The financial crises that followed the collapse of Lehman Brothers froze lending and also cast extreme uncertainty over valuations, leading to a dramatic fall in transactions and pricing.

Yet in 2009 and 2010, buyers nonetheless purchased billions of dollars in New York City real estate, a portion of that at a steep discount.

While mainstream economists see the possibility of a recession rising or even here, others see the potential for a far darker future with a more severe credit squeeze that would force many to sell.

Hear David Schechtman of Meridian Capital Group talk about the Lehman Brothers aftermath and lessons it may have for another downturn. Tuesday, July 26 at 2 p.m. MORE INFORMATION

With an eye to that scenario, PincusCo took a look back at who bought in the immediate aftermath of the 2008 recession, with closings in 2009 and 2010, and also continued to hold those properties.

Many of the office deals were headline grabbing at the time, including George Comfort & Sons leading a group that in 2009 bought Worldwide Plaza at 825 Eighth Avenue for $590 million, down from the $1.7 billion from Macklowe Properties paid for it in 2007.

And in a smaller deal, in 2010, a group paid $140 million for the office building at 417 Fifth Avenue to Moinian Group and Goldman Sachs, who had bought the property for $250 million in 2007.
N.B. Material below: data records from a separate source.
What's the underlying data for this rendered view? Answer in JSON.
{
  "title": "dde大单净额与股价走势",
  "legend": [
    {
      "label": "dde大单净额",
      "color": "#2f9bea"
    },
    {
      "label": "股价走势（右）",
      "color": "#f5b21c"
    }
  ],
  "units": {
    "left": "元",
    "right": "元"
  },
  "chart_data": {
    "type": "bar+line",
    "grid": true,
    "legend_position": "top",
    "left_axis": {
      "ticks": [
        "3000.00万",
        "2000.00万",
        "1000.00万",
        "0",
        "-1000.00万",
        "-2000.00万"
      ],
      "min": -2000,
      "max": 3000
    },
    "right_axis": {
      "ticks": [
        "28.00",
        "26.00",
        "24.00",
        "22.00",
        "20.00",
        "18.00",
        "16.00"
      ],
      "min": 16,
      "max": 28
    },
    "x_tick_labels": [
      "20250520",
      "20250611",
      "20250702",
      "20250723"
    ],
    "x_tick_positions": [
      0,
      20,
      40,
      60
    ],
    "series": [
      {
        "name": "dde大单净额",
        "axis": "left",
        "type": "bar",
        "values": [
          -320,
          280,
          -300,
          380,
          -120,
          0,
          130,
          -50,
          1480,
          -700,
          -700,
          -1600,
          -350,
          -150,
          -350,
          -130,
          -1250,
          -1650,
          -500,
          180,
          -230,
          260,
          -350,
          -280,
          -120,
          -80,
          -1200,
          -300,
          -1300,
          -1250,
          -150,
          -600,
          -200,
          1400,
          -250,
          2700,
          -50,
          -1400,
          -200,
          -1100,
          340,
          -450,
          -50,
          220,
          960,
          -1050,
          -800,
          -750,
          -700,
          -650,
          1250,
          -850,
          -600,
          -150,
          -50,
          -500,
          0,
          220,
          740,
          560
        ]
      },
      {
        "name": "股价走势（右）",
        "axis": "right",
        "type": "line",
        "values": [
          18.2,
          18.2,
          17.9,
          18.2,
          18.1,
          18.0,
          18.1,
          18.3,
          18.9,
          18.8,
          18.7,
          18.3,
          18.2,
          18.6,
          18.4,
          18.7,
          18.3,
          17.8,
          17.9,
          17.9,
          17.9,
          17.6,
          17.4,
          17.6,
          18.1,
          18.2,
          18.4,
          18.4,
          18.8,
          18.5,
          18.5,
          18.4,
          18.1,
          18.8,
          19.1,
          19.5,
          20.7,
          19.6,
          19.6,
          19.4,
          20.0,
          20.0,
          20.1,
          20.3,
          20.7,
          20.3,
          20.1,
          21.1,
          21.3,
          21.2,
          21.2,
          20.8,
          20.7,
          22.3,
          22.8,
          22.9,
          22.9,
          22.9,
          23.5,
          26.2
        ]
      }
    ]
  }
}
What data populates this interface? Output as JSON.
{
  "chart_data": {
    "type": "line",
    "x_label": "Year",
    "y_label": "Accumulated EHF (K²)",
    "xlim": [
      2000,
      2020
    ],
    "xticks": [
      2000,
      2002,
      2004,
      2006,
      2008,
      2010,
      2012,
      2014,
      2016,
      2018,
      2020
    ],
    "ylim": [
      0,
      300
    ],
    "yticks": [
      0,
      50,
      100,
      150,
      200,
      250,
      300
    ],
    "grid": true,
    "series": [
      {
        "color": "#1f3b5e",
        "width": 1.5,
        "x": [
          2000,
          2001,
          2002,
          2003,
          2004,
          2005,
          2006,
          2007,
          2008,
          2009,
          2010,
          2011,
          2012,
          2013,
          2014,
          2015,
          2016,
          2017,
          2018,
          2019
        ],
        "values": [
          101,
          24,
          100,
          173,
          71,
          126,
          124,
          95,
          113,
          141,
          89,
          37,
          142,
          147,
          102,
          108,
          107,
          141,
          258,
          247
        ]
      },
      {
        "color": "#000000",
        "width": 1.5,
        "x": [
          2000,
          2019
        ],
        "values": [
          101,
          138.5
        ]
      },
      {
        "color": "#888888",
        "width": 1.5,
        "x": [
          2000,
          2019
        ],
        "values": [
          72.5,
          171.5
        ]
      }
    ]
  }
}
Also in 2010, RXR Realty snagged what looked like a great deal, buying 1330 Avenue of the Americas for $400 million, a nearly 25 percent discount off the $498 million that Macklowe Properties paid in 2006. But in a cautionary tale for the office market, that building just sold for $325 million, The Real Deal reported, a few days ago, lower than the 2010 price.
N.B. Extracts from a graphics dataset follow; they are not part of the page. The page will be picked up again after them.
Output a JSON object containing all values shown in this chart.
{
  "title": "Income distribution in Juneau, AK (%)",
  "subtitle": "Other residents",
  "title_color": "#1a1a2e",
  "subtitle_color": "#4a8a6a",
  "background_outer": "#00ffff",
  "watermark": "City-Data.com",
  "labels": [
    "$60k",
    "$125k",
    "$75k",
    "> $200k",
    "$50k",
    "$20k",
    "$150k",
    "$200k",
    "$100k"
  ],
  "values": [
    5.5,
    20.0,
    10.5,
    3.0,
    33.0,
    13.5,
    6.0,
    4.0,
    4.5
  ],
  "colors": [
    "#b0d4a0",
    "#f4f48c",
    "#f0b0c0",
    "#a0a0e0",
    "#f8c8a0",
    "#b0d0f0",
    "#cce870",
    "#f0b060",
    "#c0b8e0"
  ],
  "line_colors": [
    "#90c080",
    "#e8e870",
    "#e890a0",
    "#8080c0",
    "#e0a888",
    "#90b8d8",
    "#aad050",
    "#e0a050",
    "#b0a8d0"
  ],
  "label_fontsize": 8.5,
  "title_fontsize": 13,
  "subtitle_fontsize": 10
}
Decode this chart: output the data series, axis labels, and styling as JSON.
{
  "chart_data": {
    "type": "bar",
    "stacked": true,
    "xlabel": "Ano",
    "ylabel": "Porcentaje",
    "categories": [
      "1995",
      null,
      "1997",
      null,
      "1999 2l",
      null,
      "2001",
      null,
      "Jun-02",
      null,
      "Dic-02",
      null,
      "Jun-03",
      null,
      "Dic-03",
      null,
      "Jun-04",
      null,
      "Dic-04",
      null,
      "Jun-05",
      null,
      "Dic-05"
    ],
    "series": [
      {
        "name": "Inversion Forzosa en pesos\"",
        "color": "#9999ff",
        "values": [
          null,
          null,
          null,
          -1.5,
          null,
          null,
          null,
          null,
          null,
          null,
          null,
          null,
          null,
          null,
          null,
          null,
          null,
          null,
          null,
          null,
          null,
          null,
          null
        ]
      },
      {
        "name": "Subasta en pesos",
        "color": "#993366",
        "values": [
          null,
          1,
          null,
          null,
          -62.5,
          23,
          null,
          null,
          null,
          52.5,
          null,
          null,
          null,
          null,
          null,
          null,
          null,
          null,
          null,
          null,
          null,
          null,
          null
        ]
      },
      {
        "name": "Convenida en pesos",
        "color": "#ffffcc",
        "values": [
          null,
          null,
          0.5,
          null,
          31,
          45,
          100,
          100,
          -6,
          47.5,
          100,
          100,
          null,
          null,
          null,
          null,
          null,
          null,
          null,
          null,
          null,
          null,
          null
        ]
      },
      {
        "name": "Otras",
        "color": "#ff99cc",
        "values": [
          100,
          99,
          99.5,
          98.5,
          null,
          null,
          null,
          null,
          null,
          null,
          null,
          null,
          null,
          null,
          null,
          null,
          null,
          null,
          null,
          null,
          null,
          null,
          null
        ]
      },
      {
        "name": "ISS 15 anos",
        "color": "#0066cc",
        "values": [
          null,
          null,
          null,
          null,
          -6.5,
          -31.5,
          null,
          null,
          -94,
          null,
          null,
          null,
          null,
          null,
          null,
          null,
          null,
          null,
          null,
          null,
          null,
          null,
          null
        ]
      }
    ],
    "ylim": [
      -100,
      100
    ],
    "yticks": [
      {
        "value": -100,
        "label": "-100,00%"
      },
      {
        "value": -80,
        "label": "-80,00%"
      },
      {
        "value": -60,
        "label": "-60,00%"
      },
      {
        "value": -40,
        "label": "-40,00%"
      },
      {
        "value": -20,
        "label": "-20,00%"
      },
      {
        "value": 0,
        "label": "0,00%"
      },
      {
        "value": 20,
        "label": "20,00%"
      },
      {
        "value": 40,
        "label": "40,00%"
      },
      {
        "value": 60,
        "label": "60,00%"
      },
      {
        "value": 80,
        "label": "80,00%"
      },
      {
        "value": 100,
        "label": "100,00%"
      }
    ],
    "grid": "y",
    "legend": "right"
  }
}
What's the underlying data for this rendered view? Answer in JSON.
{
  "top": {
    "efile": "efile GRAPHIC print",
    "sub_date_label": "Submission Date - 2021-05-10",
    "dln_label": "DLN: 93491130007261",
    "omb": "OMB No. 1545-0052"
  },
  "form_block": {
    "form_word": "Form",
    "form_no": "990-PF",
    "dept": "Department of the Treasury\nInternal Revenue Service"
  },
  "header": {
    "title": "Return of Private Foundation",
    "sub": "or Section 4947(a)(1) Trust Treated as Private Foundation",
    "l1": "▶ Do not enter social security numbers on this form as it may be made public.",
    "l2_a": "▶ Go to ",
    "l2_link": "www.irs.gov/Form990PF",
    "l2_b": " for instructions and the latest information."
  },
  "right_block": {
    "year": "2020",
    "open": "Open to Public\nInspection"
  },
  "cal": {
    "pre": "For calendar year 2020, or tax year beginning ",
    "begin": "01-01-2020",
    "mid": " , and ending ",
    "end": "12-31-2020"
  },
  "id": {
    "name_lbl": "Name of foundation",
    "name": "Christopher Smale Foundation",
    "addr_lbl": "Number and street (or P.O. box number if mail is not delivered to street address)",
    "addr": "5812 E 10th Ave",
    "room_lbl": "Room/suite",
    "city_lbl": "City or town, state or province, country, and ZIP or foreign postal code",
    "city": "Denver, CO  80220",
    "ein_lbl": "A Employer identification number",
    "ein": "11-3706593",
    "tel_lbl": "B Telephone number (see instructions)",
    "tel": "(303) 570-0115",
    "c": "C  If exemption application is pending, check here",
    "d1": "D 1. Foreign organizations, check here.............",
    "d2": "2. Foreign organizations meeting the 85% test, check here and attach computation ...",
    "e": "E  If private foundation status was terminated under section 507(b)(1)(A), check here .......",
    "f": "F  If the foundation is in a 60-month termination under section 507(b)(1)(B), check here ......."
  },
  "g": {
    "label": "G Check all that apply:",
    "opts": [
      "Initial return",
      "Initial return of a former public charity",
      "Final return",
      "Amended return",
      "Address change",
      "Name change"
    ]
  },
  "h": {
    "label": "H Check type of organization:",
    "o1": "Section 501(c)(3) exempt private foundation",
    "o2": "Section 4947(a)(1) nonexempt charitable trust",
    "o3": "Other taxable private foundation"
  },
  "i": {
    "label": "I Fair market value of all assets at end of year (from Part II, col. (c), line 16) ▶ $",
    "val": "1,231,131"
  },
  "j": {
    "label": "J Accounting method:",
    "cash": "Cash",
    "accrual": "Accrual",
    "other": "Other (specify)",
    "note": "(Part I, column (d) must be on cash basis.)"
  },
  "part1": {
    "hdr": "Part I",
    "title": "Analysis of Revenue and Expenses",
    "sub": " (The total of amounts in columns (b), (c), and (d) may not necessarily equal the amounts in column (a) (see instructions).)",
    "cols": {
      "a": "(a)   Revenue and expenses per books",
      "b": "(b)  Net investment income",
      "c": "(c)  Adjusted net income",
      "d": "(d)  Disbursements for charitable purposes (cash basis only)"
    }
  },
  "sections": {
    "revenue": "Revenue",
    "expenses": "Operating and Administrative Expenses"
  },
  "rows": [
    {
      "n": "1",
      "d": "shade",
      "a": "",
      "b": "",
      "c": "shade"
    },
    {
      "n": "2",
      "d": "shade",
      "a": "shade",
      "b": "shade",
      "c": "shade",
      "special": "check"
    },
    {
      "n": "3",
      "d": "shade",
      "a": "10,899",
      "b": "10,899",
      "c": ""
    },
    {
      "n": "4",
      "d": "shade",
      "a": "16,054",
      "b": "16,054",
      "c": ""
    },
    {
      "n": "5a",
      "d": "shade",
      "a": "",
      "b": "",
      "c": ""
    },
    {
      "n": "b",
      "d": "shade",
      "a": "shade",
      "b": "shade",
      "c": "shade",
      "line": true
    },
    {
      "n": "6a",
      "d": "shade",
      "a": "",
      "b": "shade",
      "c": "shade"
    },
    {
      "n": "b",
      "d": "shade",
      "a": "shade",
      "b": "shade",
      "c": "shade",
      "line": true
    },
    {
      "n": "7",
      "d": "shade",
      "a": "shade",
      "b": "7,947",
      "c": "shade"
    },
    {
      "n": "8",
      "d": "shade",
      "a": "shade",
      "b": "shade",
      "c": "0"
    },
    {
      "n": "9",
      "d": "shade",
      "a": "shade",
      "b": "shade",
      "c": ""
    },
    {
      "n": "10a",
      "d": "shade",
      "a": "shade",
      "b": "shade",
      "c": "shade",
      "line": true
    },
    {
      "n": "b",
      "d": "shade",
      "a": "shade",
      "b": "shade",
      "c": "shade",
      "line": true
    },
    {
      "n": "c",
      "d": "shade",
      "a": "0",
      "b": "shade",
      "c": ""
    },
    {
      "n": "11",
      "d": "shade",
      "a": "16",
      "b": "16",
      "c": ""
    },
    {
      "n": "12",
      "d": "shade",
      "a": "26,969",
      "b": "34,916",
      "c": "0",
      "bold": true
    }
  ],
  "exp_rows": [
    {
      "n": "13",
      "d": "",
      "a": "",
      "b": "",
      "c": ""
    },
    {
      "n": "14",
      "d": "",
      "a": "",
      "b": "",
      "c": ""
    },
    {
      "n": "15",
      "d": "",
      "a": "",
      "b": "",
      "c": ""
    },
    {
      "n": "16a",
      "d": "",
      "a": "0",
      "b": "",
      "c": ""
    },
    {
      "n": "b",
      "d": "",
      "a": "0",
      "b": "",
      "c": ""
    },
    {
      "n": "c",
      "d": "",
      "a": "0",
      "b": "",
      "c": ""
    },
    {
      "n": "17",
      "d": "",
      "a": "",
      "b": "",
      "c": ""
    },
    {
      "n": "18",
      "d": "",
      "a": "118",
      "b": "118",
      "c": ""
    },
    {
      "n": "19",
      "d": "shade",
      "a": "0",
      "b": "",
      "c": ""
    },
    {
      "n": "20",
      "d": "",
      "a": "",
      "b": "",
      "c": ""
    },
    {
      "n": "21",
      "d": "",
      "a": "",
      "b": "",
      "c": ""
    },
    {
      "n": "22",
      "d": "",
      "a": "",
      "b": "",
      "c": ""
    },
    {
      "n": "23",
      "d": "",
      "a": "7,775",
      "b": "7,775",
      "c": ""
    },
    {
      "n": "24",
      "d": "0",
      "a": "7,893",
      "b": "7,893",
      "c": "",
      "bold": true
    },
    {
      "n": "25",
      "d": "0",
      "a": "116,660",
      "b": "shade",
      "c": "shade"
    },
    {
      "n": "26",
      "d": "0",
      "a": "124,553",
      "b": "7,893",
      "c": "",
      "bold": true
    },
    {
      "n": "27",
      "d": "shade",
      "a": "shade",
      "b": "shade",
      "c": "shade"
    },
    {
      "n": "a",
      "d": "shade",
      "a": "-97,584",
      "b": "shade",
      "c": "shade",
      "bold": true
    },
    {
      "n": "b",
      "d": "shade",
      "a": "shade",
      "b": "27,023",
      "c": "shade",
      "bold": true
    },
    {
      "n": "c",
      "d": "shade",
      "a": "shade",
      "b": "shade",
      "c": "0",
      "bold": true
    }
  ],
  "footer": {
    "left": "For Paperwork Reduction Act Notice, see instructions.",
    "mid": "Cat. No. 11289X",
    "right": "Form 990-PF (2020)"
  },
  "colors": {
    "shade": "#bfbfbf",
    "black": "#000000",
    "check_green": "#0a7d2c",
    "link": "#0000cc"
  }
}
The city did not just see office deals, however.

Stellar Management paid $68 million for 666 West End Avenue, which it is marketing as the Windemere rental building which now has a $119 million mortgage from 2020, indicating a substantial increase in value.

Stonehenge NYC paid $67 million in 2010 for 555 Sixth Avenue in Chelsea, formerly owned by the bankrupt St. Vincent’s Hospital.

In addition, dozens of investors in smaller multifamily properties were extremely active in this period. PincusCo has records for tens of thousands of owners but we do not have all ownership mapped out, so this information by owner is likely to be incomplete.

Watermark Capital Group, which includes Meir David Tabak as a member, bought at least seven walkups in those two years for a total of $5.125 million; Zalmen Management, which includes Juda Klein as a member, bought at least nine properties for $18.7 million in Brooklyn, the Bronx and Manhattan; Viking Management, which includes John Ilibassi as a member, bought at least four properties for $22.4 million, in Manhattan and Brooklyn, including 41 East 7th Street in the East Village.

Other active buyers include Ved Parkash with at least four buildings, Stanley Gallant with 16 buildings acquired for $27 million; Leopold Kaufman with six buildings for $3.7 million; Joseph Popack with six buildings for $33.15 million, and many more.

Buying during a downturn, however, is no guarantee the assets won’t be in trouble later. Zalmen Wagschal was a buyer of at least five Brooklyn walkups in 2009 and 2010 for a total of $3.1 million, and three of those are have been involved in foreclosure cases in the past two years.